Another entertaining aspect of sparkler fountains is their branching sparks that burst apart repeatedly into multiple, smaller particles that flash. Commercial sparklers typically contain iron-carbon powders for this effect, but metal-metal alloys can also do this. So, Hübner and his team wanted to test whether rare-earth metal-metal alloys could be used to create brand-new types of colour-changing or branching sparks.
The researchers pressed single-metal powders and metal-metal alloy powders containing alkali, transition and rare-earth metals, one at a time into a flame. Rare-earth alloys provided more colourful sparks than single-metal powders. For instance, ytterbium produced intense green explosive flashes.

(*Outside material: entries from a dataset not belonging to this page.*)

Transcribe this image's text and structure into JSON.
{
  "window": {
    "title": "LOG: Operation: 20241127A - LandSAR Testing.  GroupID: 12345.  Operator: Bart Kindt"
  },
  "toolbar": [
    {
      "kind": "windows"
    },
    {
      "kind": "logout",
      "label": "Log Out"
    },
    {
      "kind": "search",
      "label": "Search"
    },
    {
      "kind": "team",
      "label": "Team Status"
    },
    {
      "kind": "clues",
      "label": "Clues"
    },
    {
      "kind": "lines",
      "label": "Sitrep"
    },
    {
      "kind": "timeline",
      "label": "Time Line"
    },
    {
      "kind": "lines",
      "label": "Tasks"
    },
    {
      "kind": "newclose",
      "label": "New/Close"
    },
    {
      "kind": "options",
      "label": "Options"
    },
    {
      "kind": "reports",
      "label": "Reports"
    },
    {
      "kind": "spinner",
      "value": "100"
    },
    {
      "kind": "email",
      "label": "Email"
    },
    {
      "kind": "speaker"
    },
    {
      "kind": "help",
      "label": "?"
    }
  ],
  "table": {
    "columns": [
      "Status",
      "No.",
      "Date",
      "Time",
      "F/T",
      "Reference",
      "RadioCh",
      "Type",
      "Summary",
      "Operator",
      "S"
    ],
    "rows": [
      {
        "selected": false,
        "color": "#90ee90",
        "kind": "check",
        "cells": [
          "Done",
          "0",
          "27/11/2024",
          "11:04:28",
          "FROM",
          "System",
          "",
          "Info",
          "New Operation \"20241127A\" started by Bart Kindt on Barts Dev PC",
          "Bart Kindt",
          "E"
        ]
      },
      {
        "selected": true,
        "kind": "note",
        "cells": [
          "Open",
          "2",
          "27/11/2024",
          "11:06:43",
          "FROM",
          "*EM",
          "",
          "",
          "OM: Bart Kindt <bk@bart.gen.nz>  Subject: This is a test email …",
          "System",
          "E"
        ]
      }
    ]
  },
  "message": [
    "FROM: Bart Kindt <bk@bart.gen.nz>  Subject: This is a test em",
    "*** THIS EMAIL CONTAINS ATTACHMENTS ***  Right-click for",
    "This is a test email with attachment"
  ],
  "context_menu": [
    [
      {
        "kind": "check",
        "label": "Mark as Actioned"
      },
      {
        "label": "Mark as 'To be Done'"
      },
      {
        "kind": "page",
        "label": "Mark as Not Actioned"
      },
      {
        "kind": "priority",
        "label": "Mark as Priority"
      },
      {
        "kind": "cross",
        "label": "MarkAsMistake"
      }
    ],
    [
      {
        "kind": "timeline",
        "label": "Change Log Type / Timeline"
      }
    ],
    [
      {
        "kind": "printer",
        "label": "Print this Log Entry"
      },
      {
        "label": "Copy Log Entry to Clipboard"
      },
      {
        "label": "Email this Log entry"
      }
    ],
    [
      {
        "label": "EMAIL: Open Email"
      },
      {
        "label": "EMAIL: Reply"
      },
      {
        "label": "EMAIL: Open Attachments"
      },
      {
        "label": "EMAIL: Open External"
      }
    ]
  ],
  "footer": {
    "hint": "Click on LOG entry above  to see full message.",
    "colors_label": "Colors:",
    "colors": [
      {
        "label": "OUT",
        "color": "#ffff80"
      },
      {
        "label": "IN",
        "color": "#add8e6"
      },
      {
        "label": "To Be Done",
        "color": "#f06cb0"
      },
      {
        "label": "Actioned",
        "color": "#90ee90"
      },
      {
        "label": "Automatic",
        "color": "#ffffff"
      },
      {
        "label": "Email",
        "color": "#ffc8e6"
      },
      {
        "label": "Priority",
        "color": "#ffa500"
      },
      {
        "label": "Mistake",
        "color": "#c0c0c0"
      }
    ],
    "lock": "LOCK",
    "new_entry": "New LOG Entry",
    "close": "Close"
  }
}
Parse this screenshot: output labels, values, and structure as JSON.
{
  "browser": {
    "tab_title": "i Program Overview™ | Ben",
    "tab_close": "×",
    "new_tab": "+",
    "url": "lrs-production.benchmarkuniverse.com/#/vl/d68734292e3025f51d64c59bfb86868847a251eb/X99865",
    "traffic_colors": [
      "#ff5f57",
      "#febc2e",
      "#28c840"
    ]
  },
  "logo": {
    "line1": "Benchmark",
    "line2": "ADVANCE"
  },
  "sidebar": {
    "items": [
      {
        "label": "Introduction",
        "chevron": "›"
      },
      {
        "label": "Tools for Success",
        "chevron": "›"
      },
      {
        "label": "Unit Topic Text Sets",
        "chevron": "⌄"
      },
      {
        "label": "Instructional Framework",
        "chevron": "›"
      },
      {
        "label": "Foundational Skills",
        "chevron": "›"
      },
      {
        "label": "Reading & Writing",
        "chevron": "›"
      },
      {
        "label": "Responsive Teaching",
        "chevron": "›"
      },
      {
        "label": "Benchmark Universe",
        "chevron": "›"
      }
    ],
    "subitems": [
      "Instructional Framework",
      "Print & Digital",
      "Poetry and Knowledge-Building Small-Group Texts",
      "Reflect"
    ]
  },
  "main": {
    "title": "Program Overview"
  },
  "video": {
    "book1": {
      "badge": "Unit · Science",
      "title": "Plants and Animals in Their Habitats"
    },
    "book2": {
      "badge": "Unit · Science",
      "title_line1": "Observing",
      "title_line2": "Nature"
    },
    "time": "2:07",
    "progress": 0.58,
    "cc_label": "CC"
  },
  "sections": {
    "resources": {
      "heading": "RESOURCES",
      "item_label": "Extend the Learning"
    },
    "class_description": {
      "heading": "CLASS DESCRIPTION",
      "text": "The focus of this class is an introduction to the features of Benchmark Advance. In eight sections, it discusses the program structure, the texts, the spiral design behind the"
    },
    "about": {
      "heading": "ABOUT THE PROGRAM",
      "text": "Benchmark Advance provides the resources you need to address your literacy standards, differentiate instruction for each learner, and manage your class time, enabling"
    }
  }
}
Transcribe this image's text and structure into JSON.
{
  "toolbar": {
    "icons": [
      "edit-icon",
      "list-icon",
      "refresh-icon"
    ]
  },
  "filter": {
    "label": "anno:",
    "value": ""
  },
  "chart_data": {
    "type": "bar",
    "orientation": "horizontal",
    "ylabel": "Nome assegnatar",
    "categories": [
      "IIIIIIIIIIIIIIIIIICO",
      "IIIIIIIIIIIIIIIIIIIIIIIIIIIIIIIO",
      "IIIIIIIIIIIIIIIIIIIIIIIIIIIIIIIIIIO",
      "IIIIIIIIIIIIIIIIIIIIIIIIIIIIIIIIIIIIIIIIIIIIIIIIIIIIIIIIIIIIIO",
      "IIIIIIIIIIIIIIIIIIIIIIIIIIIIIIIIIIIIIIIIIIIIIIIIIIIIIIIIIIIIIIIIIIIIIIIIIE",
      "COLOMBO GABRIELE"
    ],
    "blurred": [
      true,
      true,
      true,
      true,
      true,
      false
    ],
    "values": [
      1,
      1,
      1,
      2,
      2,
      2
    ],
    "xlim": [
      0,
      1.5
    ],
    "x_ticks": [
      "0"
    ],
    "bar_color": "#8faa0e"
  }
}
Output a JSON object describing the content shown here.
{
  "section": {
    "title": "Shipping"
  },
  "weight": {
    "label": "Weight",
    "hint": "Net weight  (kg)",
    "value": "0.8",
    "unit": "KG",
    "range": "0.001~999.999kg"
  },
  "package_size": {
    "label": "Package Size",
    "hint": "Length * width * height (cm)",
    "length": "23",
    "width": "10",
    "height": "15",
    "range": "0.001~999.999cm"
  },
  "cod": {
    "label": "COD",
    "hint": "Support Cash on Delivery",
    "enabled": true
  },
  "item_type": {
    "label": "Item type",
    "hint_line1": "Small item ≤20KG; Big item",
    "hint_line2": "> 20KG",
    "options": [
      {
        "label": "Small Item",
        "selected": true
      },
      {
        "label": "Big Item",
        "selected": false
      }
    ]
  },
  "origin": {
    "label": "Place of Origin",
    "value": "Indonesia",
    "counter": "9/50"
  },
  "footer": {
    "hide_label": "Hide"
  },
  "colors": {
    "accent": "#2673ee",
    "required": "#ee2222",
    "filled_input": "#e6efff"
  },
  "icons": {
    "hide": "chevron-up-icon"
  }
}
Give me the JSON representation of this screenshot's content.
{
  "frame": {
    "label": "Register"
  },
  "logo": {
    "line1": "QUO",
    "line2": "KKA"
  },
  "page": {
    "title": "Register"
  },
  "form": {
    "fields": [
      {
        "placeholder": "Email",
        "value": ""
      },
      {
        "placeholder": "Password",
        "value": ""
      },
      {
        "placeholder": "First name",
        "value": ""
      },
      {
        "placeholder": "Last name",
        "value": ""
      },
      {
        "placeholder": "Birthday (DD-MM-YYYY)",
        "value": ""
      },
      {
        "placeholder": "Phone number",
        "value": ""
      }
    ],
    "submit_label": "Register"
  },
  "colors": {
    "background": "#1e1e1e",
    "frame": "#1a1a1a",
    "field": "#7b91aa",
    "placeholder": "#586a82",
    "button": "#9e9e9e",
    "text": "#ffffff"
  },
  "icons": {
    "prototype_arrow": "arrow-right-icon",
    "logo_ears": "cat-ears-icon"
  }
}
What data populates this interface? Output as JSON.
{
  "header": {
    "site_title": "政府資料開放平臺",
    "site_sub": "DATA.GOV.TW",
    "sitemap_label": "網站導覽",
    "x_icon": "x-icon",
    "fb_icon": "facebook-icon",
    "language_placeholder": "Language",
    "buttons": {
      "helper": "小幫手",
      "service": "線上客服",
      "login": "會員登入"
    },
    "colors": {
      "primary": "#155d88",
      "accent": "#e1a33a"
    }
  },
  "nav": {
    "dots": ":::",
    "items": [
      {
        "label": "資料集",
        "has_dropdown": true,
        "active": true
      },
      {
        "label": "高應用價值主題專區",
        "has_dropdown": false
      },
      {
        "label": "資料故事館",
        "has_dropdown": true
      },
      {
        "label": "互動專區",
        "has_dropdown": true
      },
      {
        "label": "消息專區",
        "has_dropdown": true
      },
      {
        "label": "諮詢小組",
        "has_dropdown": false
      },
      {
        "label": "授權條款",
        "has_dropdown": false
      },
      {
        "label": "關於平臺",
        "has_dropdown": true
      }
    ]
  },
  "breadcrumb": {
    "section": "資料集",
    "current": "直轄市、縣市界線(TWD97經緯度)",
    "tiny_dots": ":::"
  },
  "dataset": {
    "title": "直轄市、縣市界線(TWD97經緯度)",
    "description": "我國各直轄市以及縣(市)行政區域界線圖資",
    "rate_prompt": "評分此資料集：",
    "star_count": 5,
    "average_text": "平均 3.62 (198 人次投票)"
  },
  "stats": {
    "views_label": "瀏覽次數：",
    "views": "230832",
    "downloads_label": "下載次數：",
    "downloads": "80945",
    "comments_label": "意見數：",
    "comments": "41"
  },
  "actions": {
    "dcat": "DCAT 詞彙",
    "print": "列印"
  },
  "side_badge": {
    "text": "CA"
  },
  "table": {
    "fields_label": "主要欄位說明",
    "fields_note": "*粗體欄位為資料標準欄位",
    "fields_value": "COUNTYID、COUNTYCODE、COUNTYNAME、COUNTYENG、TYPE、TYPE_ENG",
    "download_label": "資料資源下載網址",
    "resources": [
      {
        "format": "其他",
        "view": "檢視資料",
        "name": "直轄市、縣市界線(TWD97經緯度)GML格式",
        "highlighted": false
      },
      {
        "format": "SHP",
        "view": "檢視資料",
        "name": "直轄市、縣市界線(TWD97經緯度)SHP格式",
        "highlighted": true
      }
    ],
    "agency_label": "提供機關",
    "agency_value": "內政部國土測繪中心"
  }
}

But when the ytterbium-copper (Yb-Cu) alloy was burned, it continuously released a shower of long sparks that switched from golden to deep green.
Then the researchers combined rare-earth metal alloys with ammonium perchlorate and nitrocellulose-based propellant to create smokeless fountains. A powdered version of neodymium magnets created the most attractive fountain with continuously branching sparks, with each initial “parent spark” shooting off many more sparks in just a fraction of a second.
The scientists point out that the tests yielded two promising sparkler materials, though they caution that the recipes must undergo further safety testing before they can be used in commercial products.